Brant Pitre points out that there is virtually no early church witness to the gospels being written by anyone other than Matthew, Mark, Luke and John.
So we are supposed to distrust all the early evidence from the first five hundred years of the church from people who were closer in time, culture and geography than we are by 2000 years, and instead believe scholars in the 21st century who have made it their career choice to dissect the gospels leaving little scraps for the faithful? Furthermore, listening to my commenter above, we’re supposed to trust men who mock their opponents, use ad hominem attacks, dismiss opposing positions without consideration?

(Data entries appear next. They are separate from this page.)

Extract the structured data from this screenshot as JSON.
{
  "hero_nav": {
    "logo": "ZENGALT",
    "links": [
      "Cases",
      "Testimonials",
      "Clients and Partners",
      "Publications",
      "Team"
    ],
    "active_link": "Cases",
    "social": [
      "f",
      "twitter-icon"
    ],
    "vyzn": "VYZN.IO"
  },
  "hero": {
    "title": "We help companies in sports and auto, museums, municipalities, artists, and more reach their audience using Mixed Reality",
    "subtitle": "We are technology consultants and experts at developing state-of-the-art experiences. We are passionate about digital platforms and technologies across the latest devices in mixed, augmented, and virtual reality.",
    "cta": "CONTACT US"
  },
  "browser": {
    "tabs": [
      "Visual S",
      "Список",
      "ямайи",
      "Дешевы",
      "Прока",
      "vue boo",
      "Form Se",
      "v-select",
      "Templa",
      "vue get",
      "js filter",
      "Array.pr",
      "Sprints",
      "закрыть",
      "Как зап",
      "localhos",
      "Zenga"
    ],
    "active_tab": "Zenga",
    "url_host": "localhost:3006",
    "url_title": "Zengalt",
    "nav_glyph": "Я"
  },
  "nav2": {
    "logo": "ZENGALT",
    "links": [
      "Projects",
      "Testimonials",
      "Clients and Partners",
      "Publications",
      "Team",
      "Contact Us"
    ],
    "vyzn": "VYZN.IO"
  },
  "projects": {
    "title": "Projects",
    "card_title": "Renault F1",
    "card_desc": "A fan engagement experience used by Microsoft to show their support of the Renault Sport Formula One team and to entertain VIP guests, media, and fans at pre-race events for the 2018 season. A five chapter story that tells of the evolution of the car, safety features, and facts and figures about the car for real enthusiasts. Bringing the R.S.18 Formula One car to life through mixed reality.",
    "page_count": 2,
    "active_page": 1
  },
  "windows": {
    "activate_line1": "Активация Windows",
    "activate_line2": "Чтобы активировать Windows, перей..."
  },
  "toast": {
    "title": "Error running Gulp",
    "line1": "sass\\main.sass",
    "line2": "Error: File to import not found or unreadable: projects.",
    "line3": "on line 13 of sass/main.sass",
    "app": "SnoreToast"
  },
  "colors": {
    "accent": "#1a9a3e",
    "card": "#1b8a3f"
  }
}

This is one of the reasons I wrote The Mystery of the Magi because the magi story–more than almost any other–is considered by the scholars to be no more than a fanciful myth added to the gospel of Matthew to make Jesus seem more wonderful and amazing. I thought it would be fascinating to actually check things out in further detail and see if there actually were some characters that fit not only the Matthew story, but also the culture, economics politics, religion and history of the time.
My only concern is that the book is incomplete and that it was perhaps hurried. I’m due for a sabbatical next year. Maybe if COVID clears up I can head to the Holy Land and do some further on the ground research.